I’m pleased that Senator Coburn finds this critique to be compelling, and can only infer, then, than he would agree that what’s needed is a much more coherent and strategic approach for linking knowledge creation to knowledge use and problem solving—a strategy that, in the olden days might have been called “industrial policy” and now we might term “innovation system policy.” It’s only slightly ironic, I guess, that the (still admittedly limited) understanding we have of how innovation systems work—the basis of my critique that he so flatteringly cites—is, well, rooted in the social sciences that he wants to de-fund.

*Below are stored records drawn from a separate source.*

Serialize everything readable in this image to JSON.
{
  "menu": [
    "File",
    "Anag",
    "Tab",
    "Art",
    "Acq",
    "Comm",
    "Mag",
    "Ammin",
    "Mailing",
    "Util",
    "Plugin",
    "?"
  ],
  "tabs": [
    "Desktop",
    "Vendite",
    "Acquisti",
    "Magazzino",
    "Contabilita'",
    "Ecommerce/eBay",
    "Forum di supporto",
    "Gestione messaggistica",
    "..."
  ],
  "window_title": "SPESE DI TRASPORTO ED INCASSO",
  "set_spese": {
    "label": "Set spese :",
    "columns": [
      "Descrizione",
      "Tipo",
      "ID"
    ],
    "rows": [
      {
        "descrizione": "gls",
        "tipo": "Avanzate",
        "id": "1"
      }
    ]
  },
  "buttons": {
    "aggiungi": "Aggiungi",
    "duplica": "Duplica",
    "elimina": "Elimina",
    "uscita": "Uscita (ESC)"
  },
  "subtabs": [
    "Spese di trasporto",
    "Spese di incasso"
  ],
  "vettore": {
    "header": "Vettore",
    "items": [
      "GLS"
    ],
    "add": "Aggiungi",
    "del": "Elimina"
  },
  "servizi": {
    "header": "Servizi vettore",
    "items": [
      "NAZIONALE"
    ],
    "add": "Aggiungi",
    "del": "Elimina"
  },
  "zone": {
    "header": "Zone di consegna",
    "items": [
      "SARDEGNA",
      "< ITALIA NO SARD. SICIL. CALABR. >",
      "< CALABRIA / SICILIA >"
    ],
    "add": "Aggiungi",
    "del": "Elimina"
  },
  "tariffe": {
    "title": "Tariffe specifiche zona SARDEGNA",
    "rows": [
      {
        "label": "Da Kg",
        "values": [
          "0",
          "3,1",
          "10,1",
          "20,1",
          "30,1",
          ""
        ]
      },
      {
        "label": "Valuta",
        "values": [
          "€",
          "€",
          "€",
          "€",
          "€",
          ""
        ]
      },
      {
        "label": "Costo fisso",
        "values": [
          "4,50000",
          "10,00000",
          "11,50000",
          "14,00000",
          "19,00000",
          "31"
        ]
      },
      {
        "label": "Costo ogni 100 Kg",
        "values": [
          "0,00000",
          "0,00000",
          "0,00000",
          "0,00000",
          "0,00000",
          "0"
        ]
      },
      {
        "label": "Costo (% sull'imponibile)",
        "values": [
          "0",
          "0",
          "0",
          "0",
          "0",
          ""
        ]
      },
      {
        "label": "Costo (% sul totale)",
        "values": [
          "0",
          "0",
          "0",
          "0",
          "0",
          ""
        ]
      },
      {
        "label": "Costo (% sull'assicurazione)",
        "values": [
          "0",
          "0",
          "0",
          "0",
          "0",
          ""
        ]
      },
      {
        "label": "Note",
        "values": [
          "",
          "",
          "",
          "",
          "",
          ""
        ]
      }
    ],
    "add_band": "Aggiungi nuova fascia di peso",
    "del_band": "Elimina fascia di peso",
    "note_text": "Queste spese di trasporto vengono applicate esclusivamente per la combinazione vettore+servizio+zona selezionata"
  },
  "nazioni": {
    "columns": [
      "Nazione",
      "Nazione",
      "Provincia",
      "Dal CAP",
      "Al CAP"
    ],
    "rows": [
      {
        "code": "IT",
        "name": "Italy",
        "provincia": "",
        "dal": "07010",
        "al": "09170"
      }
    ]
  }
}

(On this latter point, in part the Senator’s report is just another example of Republicans using the banner of fiscal responsibility to attack programs that they happen not to like but whose elimination can have no conceivable impact on fiscal responsibility. The entire social and behavior science budget at NSF ($252 million) amounts to all of 3.6% of the total NSF budget, 0.3% of the civilian R&D budget, and 0.006% of the federal budget. Attacking social science is good conservative politics, but it has nothing to do with serious budget policy.)
Moreover, much of Senator Coburn’s report details the sorts of random, petty abuses that are simply unavoidable in any complex bureaucracy like NSF (my goodness, an NSF employee was caught watching lots of porn! And another one scheduled a work trip so he could visit his girlfriend!). Yet the report does touch on a problematic aspect of civilian science policy that has managed to escape serious political scrutiny for 60 years, even though it is fundamentally incoherent. In specific, Senator Coburn is concerned that NSF’s research is insufficiently “transformative.” He cites survey work (more social science!!) showing that most NSF peer reviewers believe that only a small percentage of the proposals they review are “transformative.” He then goes on to list fifty or so examples of funded projects (“Are people more or less racially-focused when seeking love on-line in the Obama era?”) whose potential “transformativeness” he questions. This approach follows the tradition of Senator William Proxmire’s Golden Fleece Awards of the 1970s and 1980s, and it was probably fun to do. But could it be a coincidence that all of the projects he singles out have titles that a lay person can understand, and that many of them are social science projects? Or have Senator Coburn and his staff determined that all of the work that NSF funds in subatomic particle physics, deep mantle geochemistry, and molecular genetics is genuinely “transformative”?
The political rhetoric of basic academic science for the past 50 years has been basically this: leave us alone to follow our curiosity wherever it may lead, and the payback to society will be enormous—we’ll cure cancer, create the next industrial revolutions, clean up the environment, and everyone will get wealthier in the process. And if you try to tell us what to do you’ll only screw things up.
But as budgets have increased over the decades, as science and politics have increasingly come into conflict, and as the promised benefits of science have often proven elusive indeed, the question of how this path from knowledge to benefit really works becomes hard to avoid. Science advocates up the ante by promising more “transformative” research, but of course science is only one element of a complex set of factors that lead to progress on difficult social problems. When frustration sets in, what’s a politician to do?
I’m a big fan of (and have been generously supported by) NSF (including support for work that has informed my own critiques of the policy model that sustains NSF), but have long feared that the simpleminded elegance of the political rhetoric of academic basic research will someday turn out to be a source of serious political vulnerability for publicly supported science. Is Senator Coburn just being a heel, or has he discovered American science’s Achilles’ Heel?